On mentioning New York, I asked Zoe about her interest in music and her travels around the globe. Born in London she grew up in Northern Ireland and as Zoe remembers, “There was jazz playing somewhere in the background of my early childhood when growing up in Northern Ireland, along with the tension of the troubles, and the often fraught relationship my young parents had. There was also the frequent moving, and then my parents separating when I was 7. I hated the move to the council estate in Gainsborough, England, and the eczema I had from birth became much worse. Like a lot of children growing up in the 70’s and 80’s we made our own way to and from school and had plenty of time alone at home before family returned”.

Pausing to reflect, Zoe say “It was during these times I would play the records that were part of my dad’s hidden, too old to play on the new stereo, record collection. It was small collection, but I played them over and over. Jelly Roll Morten singing about a train that took his baby away, Billie Holiday’s recordings singing about backyards, no good men, and bubbles going to your head. There were also live recordings of Miles Davis and John Coltrane at famous clubs, a Georgie Fame single ‘Yeah Yeah’, and an Ella Fitzgerald single ‘Cry Me A River’. I didn’t know they were jazz! I just liked the stories, they became my secret world, my happy melancholy!

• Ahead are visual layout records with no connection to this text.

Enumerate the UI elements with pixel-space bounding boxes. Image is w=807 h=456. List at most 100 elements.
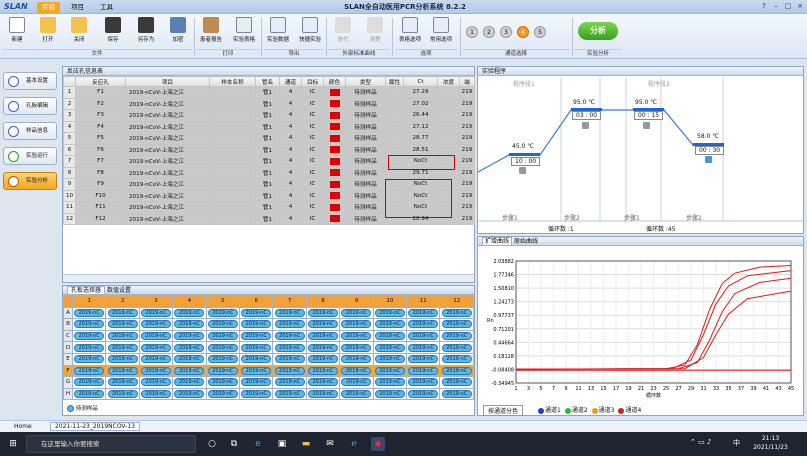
experiment-table-button[interactable]: 实验表格 bbox=[229, 17, 259, 53]
plate-well[interactable]: 2019-nC bbox=[241, 366, 272, 375]
patient-report-button[interactable]: 患者报告 bbox=[196, 17, 226, 53]
channel-1-button[interactable]: 1 bbox=[466, 26, 478, 38]
plate-well[interactable]: 2019-nC bbox=[441, 378, 472, 387]
plate-well[interactable]: 2019-nC bbox=[408, 390, 439, 399]
plate-well[interactable]: 2019-nC bbox=[174, 390, 205, 399]
plate-well[interactable]: 2019-nC bbox=[74, 320, 105, 329]
plate-well[interactable]: 2019-nC bbox=[74, 343, 105, 352]
plate-well[interactable]: 2019-nC bbox=[141, 332, 172, 341]
plate-well[interactable]: 2019-nC bbox=[274, 343, 305, 352]
plate-well[interactable]: 2019-nC bbox=[341, 355, 372, 364]
plate-column-header[interactable]: 6 bbox=[239, 295, 274, 308]
column-header[interactable]: 端 bbox=[459, 76, 475, 87]
column-header[interactable]: 通道 bbox=[279, 76, 302, 87]
column-header[interactable]: 样本名称 bbox=[209, 76, 256, 87]
clear-button[interactable]: 清楚 bbox=[360, 17, 390, 53]
task-view-icon[interactable]: ⧉ bbox=[227, 437, 241, 451]
mail-icon[interactable]: ✉ bbox=[323, 437, 337, 451]
plate-well[interactable]: 2019-nC bbox=[341, 332, 372, 341]
minimize-button[interactable]: – bbox=[772, 2, 780, 10]
plate-well[interactable]: 2019-nC bbox=[341, 378, 372, 387]
tab-amplification[interactable]: 扩增曲线 bbox=[482, 237, 513, 246]
temp-label[interactable]: 45.0 ℃ bbox=[512, 143, 534, 150]
plate-row-header[interactable]: E bbox=[63, 352, 73, 366]
ie-icon[interactable]: ℯ bbox=[347, 437, 361, 451]
encrypt-button[interactable]: 加密 bbox=[163, 17, 193, 53]
plate-column-header[interactable]: 4 bbox=[172, 295, 207, 308]
plate-well[interactable]: 2019-nC bbox=[341, 366, 372, 375]
plate-well[interactable]: 2019-nC bbox=[274, 366, 305, 375]
table-row[interactable]: 6 F6 2019-nCoV-上海之江 管1 4 IC 待测样品 28.51 219 bbox=[63, 143, 475, 156]
plate-column-header[interactable]: 8 bbox=[305, 295, 341, 308]
plate-well[interactable]: 2019-nC bbox=[308, 332, 339, 341]
tab-raw-curve[interactable]: 原始曲线 bbox=[514, 238, 538, 245]
plate-well[interactable]: 2019-nC bbox=[74, 332, 105, 341]
column-header[interactable]: 颜色 bbox=[323, 76, 346, 87]
plate-row-header[interactable]: F bbox=[63, 364, 73, 378]
nav-analysis[interactable]: 实验分析 bbox=[3, 172, 57, 190]
plate-well[interactable]: 2019-nC bbox=[141, 308, 172, 317]
plate-well[interactable]: 2019-nC bbox=[441, 308, 472, 317]
plate-column-header[interactable]: 5 bbox=[205, 295, 241, 308]
plate-well[interactable]: 2019-nC bbox=[107, 366, 138, 375]
plate-well[interactable]: 2019-nC bbox=[274, 355, 305, 364]
plate-well[interactable]: 2019-nC bbox=[274, 390, 305, 399]
plate-well[interactable]: 2019-nC bbox=[174, 343, 205, 352]
plate-well[interactable]: 2019-nC bbox=[74, 366, 105, 375]
slan-app-icon[interactable]: ◆ bbox=[371, 437, 385, 451]
plate-well[interactable]: 2019-nC bbox=[241, 343, 272, 352]
plate-well[interactable]: 2019-nC bbox=[207, 378, 238, 387]
common-options-button[interactable]: 常用选项 bbox=[426, 17, 456, 53]
plate-well[interactable]: 2019-nC bbox=[308, 366, 339, 375]
plate-well[interactable]: 2019-nC bbox=[441, 366, 472, 375]
menu-project[interactable]: 项目 bbox=[66, 2, 89, 13]
plate-well[interactable]: 2019-nC bbox=[408, 332, 439, 341]
plate-well[interactable]: 2019-nC bbox=[107, 355, 138, 364]
column-header[interactable]: Ct bbox=[403, 76, 438, 87]
plate-well[interactable]: 2019-nC bbox=[241, 355, 272, 364]
plate-well[interactable]: 2019-nC bbox=[374, 355, 405, 364]
plate-well[interactable]: 2019-nC bbox=[74, 390, 105, 399]
column-header[interactable]: 浓度 bbox=[437, 76, 460, 87]
tab-home[interactable]: Home bbox=[14, 423, 32, 430]
plate-well[interactable]: 2019-nC bbox=[374, 332, 405, 341]
table-row[interactable]: 4 F4 2019-nCoV-上海之江 管1 4 IC 待测样品 27.12 219 bbox=[63, 120, 475, 133]
plate-well[interactable]: 2019-nC bbox=[107, 343, 138, 352]
plate-well[interactable]: 2019-nC bbox=[74, 378, 105, 387]
column-header[interactable] bbox=[63, 76, 76, 87]
plate-well[interactable]: 2019-nC bbox=[274, 320, 305, 329]
channel-legend-item[interactable]: 通道4 bbox=[618, 407, 641, 414]
table-options-button[interactable]: 表格选项 bbox=[395, 17, 425, 53]
tab-experiment-file[interactable]: 2021-11-23_2019NCOV-13 bbox=[50, 422, 140, 431]
channel-2-button[interactable]: 2 bbox=[483, 26, 495, 38]
plate-well[interactable]: 2019-nC bbox=[74, 355, 105, 364]
plate-well[interactable]: 2019-nC bbox=[107, 320, 138, 329]
plate-well[interactable]: 2019-nC bbox=[441, 320, 472, 329]
plate-row-header[interactable]: A bbox=[63, 306, 73, 320]
temp-label[interactable]: 95.0 ℃ bbox=[573, 99, 595, 106]
plate-well[interactable]: 2019-nC bbox=[408, 308, 439, 317]
time-label[interactable]: 00 : 15 bbox=[634, 111, 664, 120]
new-button[interactable]: 新建 bbox=[2, 17, 32, 53]
plate-well[interactable]: 2019-nC bbox=[441, 390, 472, 399]
save-as-button[interactable]: 另存为 bbox=[131, 17, 161, 53]
plate-well[interactable]: 2019-nC bbox=[308, 308, 339, 317]
nav-basic-settings[interactable]: 基本设置 bbox=[3, 72, 57, 90]
plate-well[interactable]: 2019-nC bbox=[207, 355, 238, 364]
plate-column-header[interactable]: 9 bbox=[339, 295, 374, 308]
plate-well[interactable]: 2019-nC bbox=[408, 378, 439, 387]
plate-well[interactable]: 2019-nC bbox=[374, 378, 405, 387]
plate-column-header[interactable]: 11 bbox=[406, 295, 441, 308]
plate-well[interactable]: 2019-nC bbox=[241, 332, 272, 341]
column-header[interactable]: 目标 bbox=[301, 76, 324, 87]
plate-well[interactable]: 2019-nC bbox=[374, 343, 405, 352]
plate-well[interactable]: 2019-nC bbox=[74, 308, 105, 317]
plate-well[interactable]: 2019-nC bbox=[341, 320, 372, 329]
help-icon[interactable]: ? bbox=[760, 2, 768, 10]
plate-well[interactable]: 2019-nC bbox=[241, 390, 272, 399]
plate-well[interactable]: 2019-nC bbox=[174, 332, 205, 341]
close-button[interactable]: × bbox=[796, 2, 804, 10]
menu-tools[interactable]: 工具 bbox=[95, 2, 118, 13]
cortana-icon[interactable]: ○ bbox=[205, 437, 219, 451]
plate-well[interactable]: 2019-nC bbox=[274, 378, 305, 387]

“Around this time, I fell in love with the old movie musicals that were always on the television. The songs, the dancing, the joy, they really became escapism for me from the sadness, the eczema, the dysfunction around me, as my father, his father, and my mum’s father all passed within a few years. Then we moved to Lincoln, where I got into contemporary dance, and a theatre group. My studies in dance and theatre continued in Nottingham and then London, with a recall to the national youth theatre and auditions lined up at drama schools, but eczema thwarted plans, regularly being admitted to hospital with it.”

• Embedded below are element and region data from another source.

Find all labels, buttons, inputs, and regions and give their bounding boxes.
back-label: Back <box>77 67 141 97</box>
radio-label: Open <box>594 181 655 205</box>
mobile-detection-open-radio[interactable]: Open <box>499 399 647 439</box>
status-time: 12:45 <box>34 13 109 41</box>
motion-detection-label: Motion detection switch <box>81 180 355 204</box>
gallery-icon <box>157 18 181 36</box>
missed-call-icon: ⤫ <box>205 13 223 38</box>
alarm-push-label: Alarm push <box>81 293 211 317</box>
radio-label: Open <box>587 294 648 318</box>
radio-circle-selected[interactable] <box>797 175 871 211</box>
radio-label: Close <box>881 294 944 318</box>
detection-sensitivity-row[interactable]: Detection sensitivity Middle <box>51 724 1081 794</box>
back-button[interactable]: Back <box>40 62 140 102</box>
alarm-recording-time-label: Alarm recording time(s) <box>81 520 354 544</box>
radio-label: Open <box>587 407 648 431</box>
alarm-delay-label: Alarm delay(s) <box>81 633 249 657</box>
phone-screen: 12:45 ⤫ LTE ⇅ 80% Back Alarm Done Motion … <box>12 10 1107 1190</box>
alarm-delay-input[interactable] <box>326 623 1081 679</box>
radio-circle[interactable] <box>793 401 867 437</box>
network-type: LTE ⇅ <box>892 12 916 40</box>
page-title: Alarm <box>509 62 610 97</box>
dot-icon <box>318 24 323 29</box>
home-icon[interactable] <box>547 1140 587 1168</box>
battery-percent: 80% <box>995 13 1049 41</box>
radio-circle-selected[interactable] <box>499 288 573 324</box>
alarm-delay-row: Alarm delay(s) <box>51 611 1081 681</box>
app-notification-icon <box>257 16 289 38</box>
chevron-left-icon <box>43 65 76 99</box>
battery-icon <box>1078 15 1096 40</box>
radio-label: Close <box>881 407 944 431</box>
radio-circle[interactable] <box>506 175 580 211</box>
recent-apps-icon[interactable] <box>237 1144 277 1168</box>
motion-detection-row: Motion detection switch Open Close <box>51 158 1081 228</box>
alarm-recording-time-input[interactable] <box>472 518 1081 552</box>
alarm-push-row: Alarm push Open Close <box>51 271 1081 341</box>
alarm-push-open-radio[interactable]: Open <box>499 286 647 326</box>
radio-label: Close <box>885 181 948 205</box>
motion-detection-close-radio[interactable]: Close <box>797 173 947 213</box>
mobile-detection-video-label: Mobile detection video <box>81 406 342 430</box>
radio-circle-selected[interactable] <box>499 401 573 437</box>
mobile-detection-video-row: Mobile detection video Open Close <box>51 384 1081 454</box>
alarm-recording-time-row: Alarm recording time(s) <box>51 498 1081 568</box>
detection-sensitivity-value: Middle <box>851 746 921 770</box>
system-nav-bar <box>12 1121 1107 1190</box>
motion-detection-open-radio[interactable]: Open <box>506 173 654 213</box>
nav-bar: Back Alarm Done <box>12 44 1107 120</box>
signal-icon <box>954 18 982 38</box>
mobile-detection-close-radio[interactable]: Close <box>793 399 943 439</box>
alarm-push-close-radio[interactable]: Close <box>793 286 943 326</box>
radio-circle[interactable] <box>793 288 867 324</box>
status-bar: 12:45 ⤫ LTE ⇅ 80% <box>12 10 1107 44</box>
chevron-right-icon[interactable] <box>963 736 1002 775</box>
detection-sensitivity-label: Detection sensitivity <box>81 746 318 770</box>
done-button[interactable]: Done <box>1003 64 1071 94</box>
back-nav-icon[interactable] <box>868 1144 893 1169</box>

Displaying a remarkable resilience Zoe was not one to simply give up on her dreams, and instead found herself spending time in the United States and once again pursued her love of jazz. Taking uo the story, Zoe continues. “It wasn’t until my time living in New York that I started going regularly to jazz clubs. To hear so many wonderful musicians was a dream, and the old songs from the films came flooding back. I bought CDs from Tower Records and listened to jazz endlessly, mostly instrumental recordings to start. Then I was told about the pianist Barry Harris who was running workshops on Tuesday’s. A musician said you don’t have to be a professional singer to go, and so my singing journey began. I had voice lessons with several great teachers, and started gigging with great jazz musicians on a very supportive jazz scene”.

As if not quite able to believe it herself, Zoe again pauses before adding “I believe I wouldn’t have got into singing if it had not been for Barry Harris and a few singers/musicians there who encouraged me to do so. I don’t think I will ever tire of these classic songs, they have given me roots, a different way of living life. There is endless learning and retelling in them. This great music, like so much great music, was born out of people moving to other countries and a need to make sense of it.”

And make sense of it Zoe Francis certainly has. Since settling permanently in London with her partner Jim Mullen, she has continued to develop as vocalist and now perhaps only now with the release of Somewhere in the Night is she revealing not just how far she has come, but what there is to follow.